Fa un año Citizen Lab se puso en contacto con la CUP para rastrear los teléfonos de algunos de sus dirigentes por las sospechas de espionaje y el del diputado en el Congreso Albert Botran fue uno de los afectados, a pesar de que no había notado nada extraño. "El 'ataque lo recibí antes de la investidura de Pedro Sánchez porque nos reuníamos con JxCat y ERC y debían de querer saber como nos posicionaríamos", opina.

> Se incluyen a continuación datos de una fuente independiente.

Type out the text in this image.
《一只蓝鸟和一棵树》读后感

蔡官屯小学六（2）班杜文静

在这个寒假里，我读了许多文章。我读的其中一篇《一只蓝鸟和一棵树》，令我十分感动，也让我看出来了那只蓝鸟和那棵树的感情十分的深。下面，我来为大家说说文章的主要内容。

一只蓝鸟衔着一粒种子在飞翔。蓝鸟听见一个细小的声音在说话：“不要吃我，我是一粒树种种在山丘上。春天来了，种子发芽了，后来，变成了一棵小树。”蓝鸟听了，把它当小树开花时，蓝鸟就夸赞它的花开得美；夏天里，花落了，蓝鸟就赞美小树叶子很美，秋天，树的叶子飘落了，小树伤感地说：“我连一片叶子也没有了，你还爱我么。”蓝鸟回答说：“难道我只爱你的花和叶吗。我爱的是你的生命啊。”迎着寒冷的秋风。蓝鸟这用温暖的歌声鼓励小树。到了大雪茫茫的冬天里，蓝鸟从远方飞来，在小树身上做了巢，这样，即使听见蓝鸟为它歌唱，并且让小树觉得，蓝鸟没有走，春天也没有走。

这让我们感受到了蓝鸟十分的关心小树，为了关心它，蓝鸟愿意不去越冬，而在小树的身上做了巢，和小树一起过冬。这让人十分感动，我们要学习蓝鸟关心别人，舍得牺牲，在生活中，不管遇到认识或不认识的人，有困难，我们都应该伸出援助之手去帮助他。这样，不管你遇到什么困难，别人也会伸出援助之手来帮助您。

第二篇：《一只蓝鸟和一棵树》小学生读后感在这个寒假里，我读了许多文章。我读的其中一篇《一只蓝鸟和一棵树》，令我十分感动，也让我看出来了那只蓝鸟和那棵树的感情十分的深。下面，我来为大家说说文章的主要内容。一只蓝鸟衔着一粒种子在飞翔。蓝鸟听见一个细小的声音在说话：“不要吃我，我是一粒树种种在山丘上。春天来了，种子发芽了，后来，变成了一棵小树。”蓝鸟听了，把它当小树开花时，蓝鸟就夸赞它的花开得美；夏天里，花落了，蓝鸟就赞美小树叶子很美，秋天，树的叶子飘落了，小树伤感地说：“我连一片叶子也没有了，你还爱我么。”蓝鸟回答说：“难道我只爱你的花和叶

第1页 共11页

No ha tomado ninguna precaución nueva desde que sabe que ha sido vigilado. De hecho, usa el mismo móvil que fue infectado y que le dio el Congreso cuando fue escogido porque "el mal ya está hecho". Sea como fuere, Botran pedirá uno de nuevo: "Solo te lo cambian una vez y yo ya pedí otro porque se me rompió la pantalla del primero, pero es una causa de fuerza mayor y no me lo harán pagar".

8.
Marta Rovira
Marta Rovira en una imatge d'arxiu

Era el verano de 2020 y la secretaria general de ERC, Marta Rovira, buscaba desde el exilio suizo cursos de formación sobre procesos de paz y la resolución de conflictos políticos. Recibió un SMS del instituto Swisspeace, especialista en la materia, y clicó. Era falso: móvil infectado. "No pensé que fuera un mensaje malicioso. [...] Sabían perfectamente que picaría", explica. La dirigente republicana tiene constancia de dos infiltraciones por aquellas fechas, que cree que responden al hecho de que la dirección del partido tenía "reuniones estratégicas" y también que ella tenía dos encuentros "altamente confidenciales" con personas de perfil diplomático. Todavía hoy no quiere revelar la identidad. No fue hasta unos meses después que Citizen Lab le confirmó el espionaje y le vinieron dos pensamientos a la mente. El primero: "Tienen toda mi vida". El segundo, que había "expuesto a otras personas". Denuncia que su caso es especialmente grave, puesto que el espionaje se ha producido en territorio suizo y, por lo tanto, "fuera de la legislación española".

9.
Josep Maria Ganyet
Josep maria Ganyet, acompanyat del President de la Genaralitat, Quim Torra, a una imatge d'arxiu

En octubre de 2019 el empresario y divulgador Josep Maria Ganyet recibió un mensaje al móvil con una noticia sobre la sentencia del Procés que le pareció interesante. "Fue clicar y decir, hostia, no, que Google no puede enviar noticias", rememora. Analizó la URL y vio que era ransomware: "Me di cuenta enseguida de que alguien me espiaba". Se explica que fuera un objetivo por su papel de divulgador en temas como la ciberseguridad y también por su relación con dirigentes como Toni Comín. ¿Qué hay que hacer a partir de ahora? No clicar en enlaces sospechosos, no descargar aplicaciones piratas y tener siempre las últimas versiones. Pero un diagnóstico final: "Si tienes a un Estado en contra, es muy difícil protegerse".